As the establishment of environmental quality standards is being promoted, the reliability of environmental analysis is one of the most important issues. The environmental problems caused by toxic organic substances in particular have become serious in recent years; therefore, there is much demand for standard gases and solutions for these analyses. Because the exact concentrations of these calibration standards are of great significance to obtain reliable measurement values, the concentrations and uncertainties of these calibration standards are required. Volatile organic compounds (VOCs), such as trichloroethylene and benzene, are part of the emission and environmental quality standards; therefore, the calibration standards of these VOCs are demanded for environmental analysis. To ensure the reliability of these calibration standards, purity evaluations of these VOCs are essential.
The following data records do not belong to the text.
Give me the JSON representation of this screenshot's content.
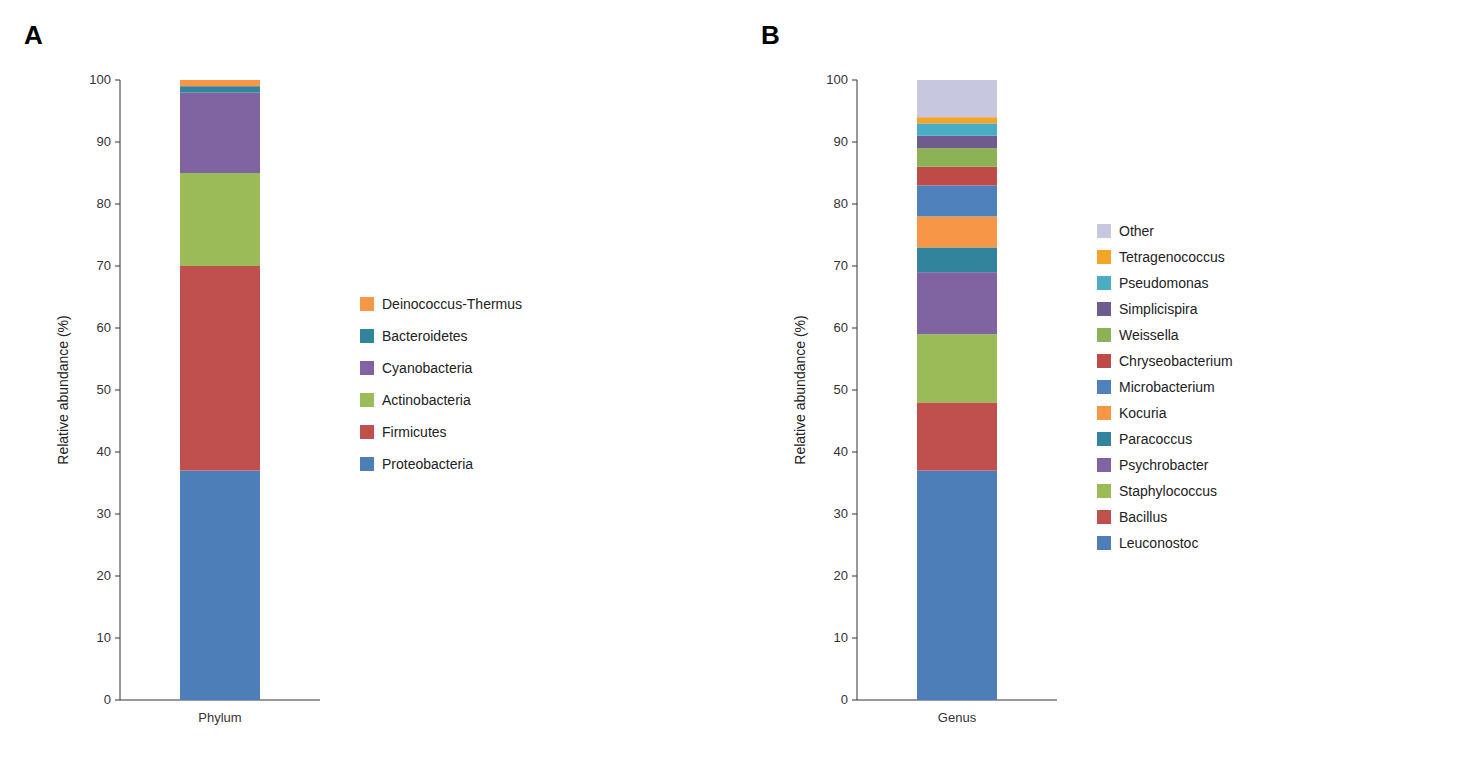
{
  "chart_data": [
    {
      "type": "bar",
      "stacked": true,
      "title": "A",
      "y_label": "Relative abundance (%)",
      "categories": [
        "Phylum"
      ],
      "series": [
        {
          "name": "Proteobacteria",
          "color": "#4e7eb8",
          "values": [
            37
          ]
        },
        {
          "name": "Firmicutes",
          "color": "#c0504d",
          "values": [
            33
          ]
        },
        {
          "name": "Actinobacteria",
          "color": "#9bbb59",
          "values": [
            15
          ]
        },
        {
          "name": "Cyanobacteria",
          "color": "#8064a2",
          "values": [
            13
          ]
        },
        {
          "name": "Bacteroidetes",
          "color": "#31849b",
          "values": [
            1
          ]
        },
        {
          "name": "Deinococcus-Thermus",
          "color": "#f79646",
          "values": [
            1
          ]
        }
      ],
      "ylim": [
        0,
        100
      ],
      "yticks": [
        0,
        10,
        20,
        30,
        40,
        50,
        60,
        70,
        80,
        90,
        100
      ],
      "grid": false,
      "legend": "right"
    },
    {
      "type": "bar",
      "stacked": true,
      "title": "B",
      "y_label": "Relative abundance (%)",
      "categories": [
        "Genus"
      ],
      "series": [
        {
          "name": "Leuconostoc",
          "color": "#4e7eb8",
          "values": [
            37
          ]
        },
        {
          "name": "Bacillus",
          "color": "#c0504d",
          "values": [
            11
          ]
        },
        {
          "name": "Staphylococcus",
          "color": "#9bbb59",
          "values": [
            11
          ]
        },
        {
          "name": "Psychrobacter",
          "color": "#8064a2",
          "values": [
            10
          ]
        },
        {
          "name": "Paracoccus",
          "color": "#31849b",
          "values": [
            4
          ]
        },
        {
          "name": "Kocuria",
          "color": "#f79646",
          "values": [
            5
          ]
        },
        {
          "name": "Microbacterium",
          "color": "#4f81bd",
          "values": [
            5
          ]
        },
        {
          "name": "Chryseobacterium",
          "color": "#be4b48",
          "values": [
            3
          ]
        },
        {
          "name": "Weissella",
          "color": "#8db255",
          "values": [
            3
          ]
        },
        {
          "name": "Simplicispira",
          "color": "#6e5c8e",
          "values": [
            2
          ]
        },
        {
          "name": "Pseudomonas",
          "color": "#4bacc6",
          "values": [
            2
          ]
        },
        {
          "name": "Tetragenococcus",
          "color": "#f4a428",
          "values": [
            1
          ]
        },
        {
          "name": "Other",
          "color": "#c7c7e0",
          "values": [
            6
          ]
        }
      ],
      "ylim": [
        0,
        100
      ],
      "yticks": [
        0,
        10,
        20,
        30,
        40,
        50,
        60,
        70,
        80,
        90,
        100
      ],
      "grid": false,
      "legend": "right"
    }
  ]
}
In many cases the purity of VOC is evaluated by the relative peak area percentage of the main component only by GC-FID analysis for convenience and versatility. However, because of the various kinds of organic compounds, including stabilizers, in the VOC, the sensitivities of the compounds against the main component will be different by GC-FID. Although the identification and measurement of these impurities will offer valuable information for calibration standards and for preparing multi-component standard gases and solutions, these impurities are rarely analyzed. For these reasons, purity evaluations and information on impurities in VOCs have great meaning for preparing standard gases and solutions. The purpose of this study is to establish a purity evaluation method for VOCs by GC-FID to prepare accurate standard gases and solutions. We selected seventeen frequently used VOCs, and attempted to determine each impurity and to estimate their uncertainties. In our work, the internal standard is added directly to the target VOC for a quantitative analysis, rather than using another solvent for dilution. The relative sensitivities of the impurities against the internal standard are measured in advance. As a result, we can analyze trace impurities in VOC precisely, and calculate the purity and uncertainty by the subtraction method. The VOC calibration standards for environmental analysis can be easily provided by the method proposed in this study.